President Donald Trump has insisted that he’s working wonders for the economy of the United States, but the numbers continue to tell a different, more nuanced story. The federal deficit keeps growing and growing, with the pace of government spending ahead of government revenue hardly slowing under the supposedly fiscally messianic president.
The Congressional Budget Office has now revealed that in the first 11 months of fiscal year 2018, the federal deficit spiked by over 30 percent. That spike was pushed along by the timing of certain payments changing and moving to earlier in the year, but even with that considered, the fact that government spending is still far outpacing government revenue isn’t erased.
In the first 11 months of fiscal year 2018, the government spent $895 billion more than it took in, compared to the $673 billion it spent above its revenues in the first 11 months of fiscal year 2017. Revenue, in those 11 months, went up by only one percent, but spending went up by seven percent — and with the payments whose timing was changed subtracted from the equation, that spending increase is still 4.7 percent. That increase, for the record, is higher than the four percent increase in government spending recorded in the first ten months of fiscal year 2018 — in other words, the Trump administration is steaming full speed ahead with its deficit-exploding policies.
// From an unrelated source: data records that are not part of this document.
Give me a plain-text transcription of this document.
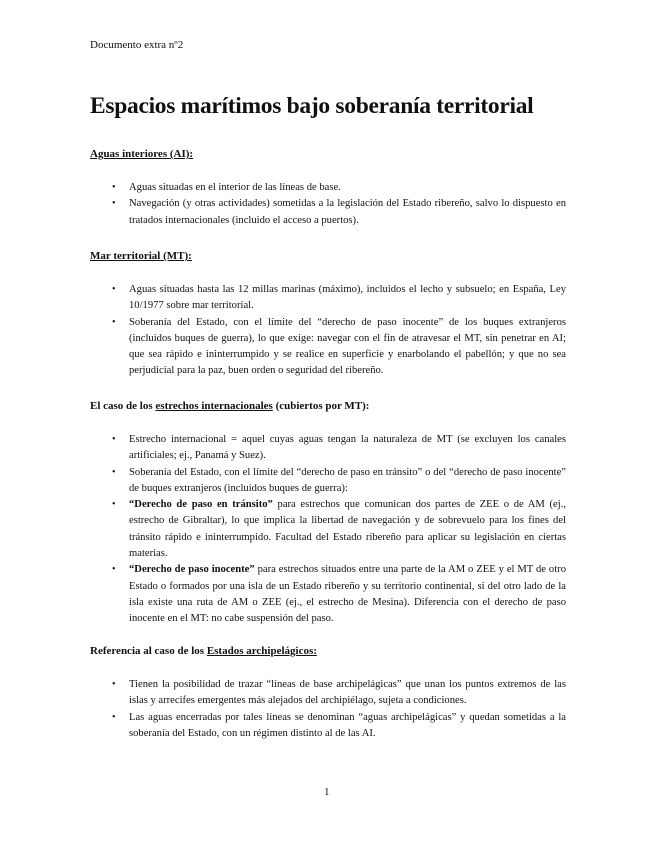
Documento extra nº2
Espacios marítimos bajo soberanía territorial
Aguas interiores (AI):
• Aguas situadas en el interior de las líneas de base.
• Navegación (y otras actividades) sometidas a la legislación del Estado ribereño, salvo lo dispuesto en tratados internacionales (incluido el acceso a puertos).
Mar territorial (MT):
• Aguas situadas hasta las 12 millas marinas (máximo), incluidos el lecho y subsuelo; en España, Ley 10/1977 sobre mar territorial.
• Soberanía del Estado, con el límite del “derecho de paso inocente” de los buques extranjeros (incluidos buques de guerra), lo que exige: navegar con el fin de atravesar el MT, sin penetrar en AI; que sea rápido e ininterrumpido y se realice en superficie y enarbolando el pabellón; y que no sea perjudicial para la paz, buen orden o seguridad del ribereño.
El caso de los estrechos internacionales (cubiertos por MT):
• Estrecho internacional = aquel cuyas aguas tengan la naturaleza de MT (se excluyen los canales artificiales; ej., Panamá y Suez).
• Soberanía del Estado, con el límite del “derecho de paso en tránsito” o del “derecho de paso inocente” de buques extranjeros (incluidos buques de guerra):
• “Derecho de paso en tránsito” para estrechos que comunican dos partes de ZEE o de AM (ej., estrecho de Gibraltar), lo que implica la libertad de navegación y de sobrevuelo para los fines del tránsito rápido e ininterrumpido. Facultad del Estado ribereño para aplicar su legislación en ciertas materias.
• “Derecho de paso inocente” para estrechos situados entre una parte de la AM o ZEE y el MT de otro Estado o formados por una isla de un Estado ribereño y su territorio continental, si del otro lado de la isla existe una ruta de AM o ZEE (ej., el estrecho de Mesina). Diferencia con el derecho de paso inocente en el MT: no cabe suspensión del paso.
Referencia al caso de los Estados archipelágicos:
• Tienen la posibilidad de trazar “líneas de base archipelágicas” que unan los puntos extremos de las islas y arrecifes emergentes más alejados del archipiélago, sujeta a condiciones.
• Las aguas encerradas por tales líneas se denominan “aguas archipelágicas” y quedan sometidas a la soberanía del Estado, con un régimen distinto al de las AI.
1
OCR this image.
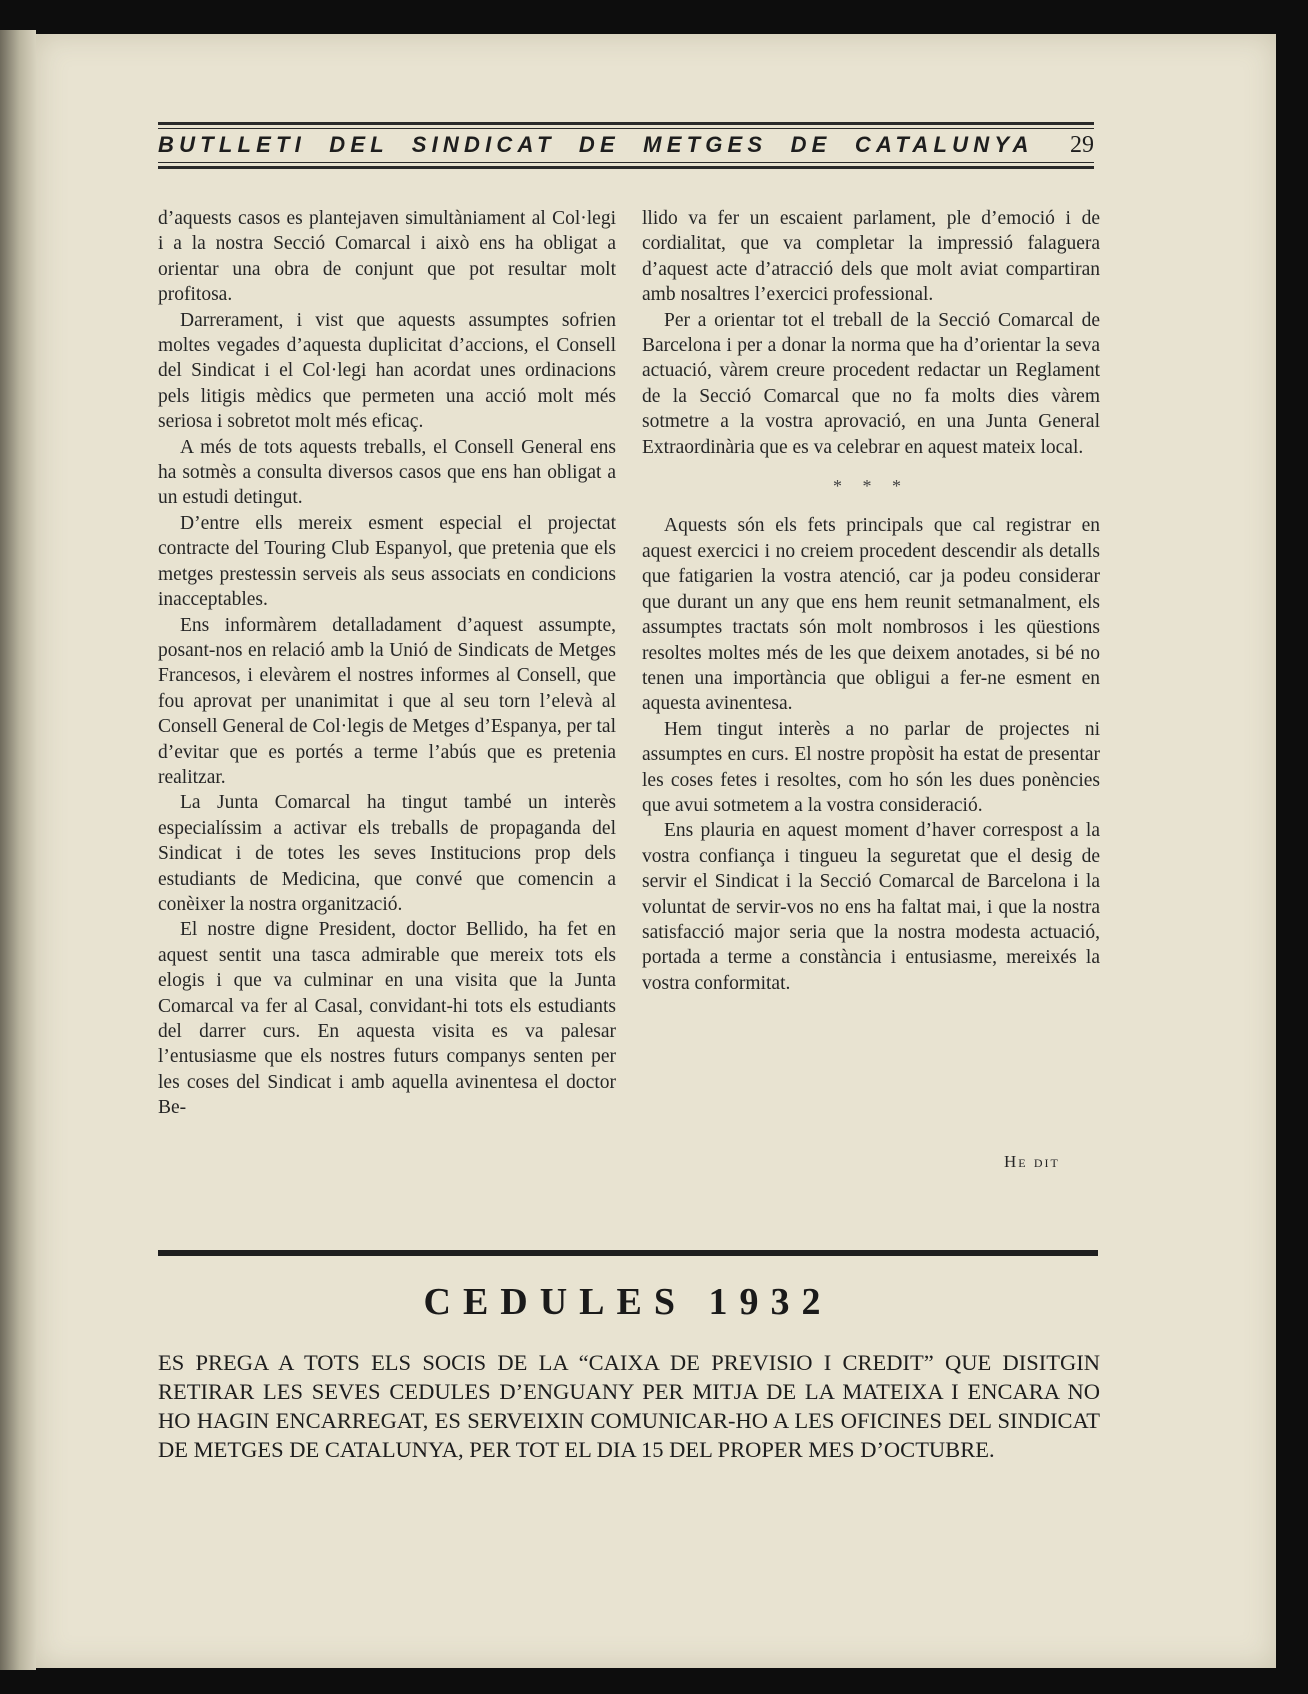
BUTLLETI DEL SINDICAT DE METGES DE CATALUNYA 29

d’aquests casos es plantejaven simultàniament al Col·legi i a la nostra Secció Comarcal i això ens ha obligat a orientar una obra de conjunt que pot resultar molt profitosa.

Darrerament, i vist que aquests assumptes sofrien moltes vegades d’aquesta duplicitat d’accions, el Consell del Sindicat i el Col·legi han acordat unes ordinacions pels litigis mèdics que permeten una acció molt més seriosa i sobretot molt més eficaç.

A més de tots aquests treballs, el Consell General ens ha sotmès a consulta diversos casos que ens han obligat a un estudi detingut.

D’entre ells mereix esment especial el projectat contracte del Touring Club Espanyol, que pretenia que els metges prestessin serveis als seus associats en condicions inacceptables.

Ens informàrem detalladament d’aquest assumpte, posant-nos en relació amb la Unió de Sindicats de Metges Francesos, i elevàrem el nostres informes al Consell, que fou aprovat per unanimitat i que al seu torn l’elevà al Consell General de Col·legis de Metges d’Espanya, per tal d’evitar que es portés a terme l’abús que es pretenia realitzar.

La Junta Comarcal ha tingut també un interès especialíssim a activar els treballs de propaganda del Sindicat i de totes les seves Institucions prop dels estudiants de Medicina, que convé que comencin a conèixer la nostra organització.

El nostre digne President, doctor Bellido, ha fet en aquest sentit una tasca admirable que mereix tots els elogis i que va culminar en una visita que la Junta Comarcal va fer al Casal, convidant-hi tots els estudiants del darrer curs. En aquesta visita es va palesar l’entusiasme que els nostres futurs companys senten per les coses del Sindicat i amb aquella avinentesa el doctor Be-

llido va fer un escaient parlament, ple d’emoció i de cordialitat, que va completar la impressió falaguera d’aquest acte d’atracció dels que molt aviat compartiran amb nosaltres l’exercici professional.

Per a orientar tot el treball de la Secció Comarcal de Barcelona i per a donar la norma que ha d’orientar la seva actuació, vàrem creure procedent redactar un Reglament de la Secció Comarcal que no fa molts dies vàrem sotmetre a la vostra aprovació, en una Junta General Extraordinària que es va celebrar en aquest mateix local.

* * *

Aquests són els fets principals que cal registrar en aquest exercici i no creiem procedent descendir als detalls que fatigarien la vostra atenció, car ja podeu considerar que durant un any que ens hem reunit setmanalment, els assumptes tractats són molt nombrosos i les qüestions resoltes moltes més de les que deixem anotades, si bé no tenen una importància que obligui a fer-ne esment en aquesta avinentesa.

Hem tingut interès a no parlar de projectes ni assumptes en curs. El nostre propòsit ha estat de presentar les coses fetes i resoltes, com ho són les dues ponències que avui sotmetem a la vostra consideració.

Ens plauria en aquest moment d’haver correspost a la vostra confiança i tingueu la seguretat que el desig de servir el Sindicat i la Secció Comarcal de Barcelona i la voluntat de servir-vos no ens ha faltat mai, i que la nostra satisfacció major seria que la nostra modesta actuació, portada a terme a constància i entusiasme, mereixés la vostra conformitat.

He dit
CEDULES 1932
ES PREGA A TOTS ELS SOCIS DE LA “CAIXA DE PREVISIO I CREDIT” QUE DISITGIN RETIRAR LES SEVES CEDULES D’ENGUANY PER MITJA DE LA MATEIXA I ENCARA NO HO HAGIN ENCARREGAT, ES SERVEIXIN COMUNICAR-HO A LES OFICINES DEL SINDICAT DE METGES DE CATALUNYA, PER TOT EL DIA 15 DEL PROPER MES D’OCTUBRE.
The changes to government revenue are driven in large part by the tax plan that the president signed into law late last year in the first major legislative accomplishment of his administration. Throughout the first 11 months of fiscal year 2018, collected corporate income tax fell by a whopping 30 percent. Meanwhile, income tax withheld from paychecks for individuals in the U.S. rose by around one percent, and tax payments that individuals handed in on their own time outside of their paychecks rose by about 16 percent.
If you needed a set of numbers to see who benefits the most from the Trump administration’s policy platform, there you go.
It’s hardly the only indicator to that effect. The Trump administration has pushed swaths of American industry and agriculture to the edge of a metaphorical cliff via means including their harsh tariffs targeting not just adversaries but allies. Huge amounts of orders for American products like soybeans have been cancelled and countries have imposed harsh retaliatory tariffs — and that’s not even including the effects on American industrial interests that rely on foreign steel and aluminum that have been wrought by the initial tariffs themselves.
Trump’s also holding the American economy over the edge of a cliff via protracted negotiations over the future of the North Atlantic Free Trade Agreement (NAFTA). The administration managed to strike a deal with Mexico, but they haven’t yet struck a deal with Canada, the other party to the agreement. As the negotiations drag on, Trump has continued on with his antagonism, asserting, for instance, that he will make no concessions to Canada at all — although, to be sure, he’s not the one actually at the negotiating table.
Meanwhile — as the CBO indicates — the U.S. economy keeps struggling along under the weight of the president’s belligerence.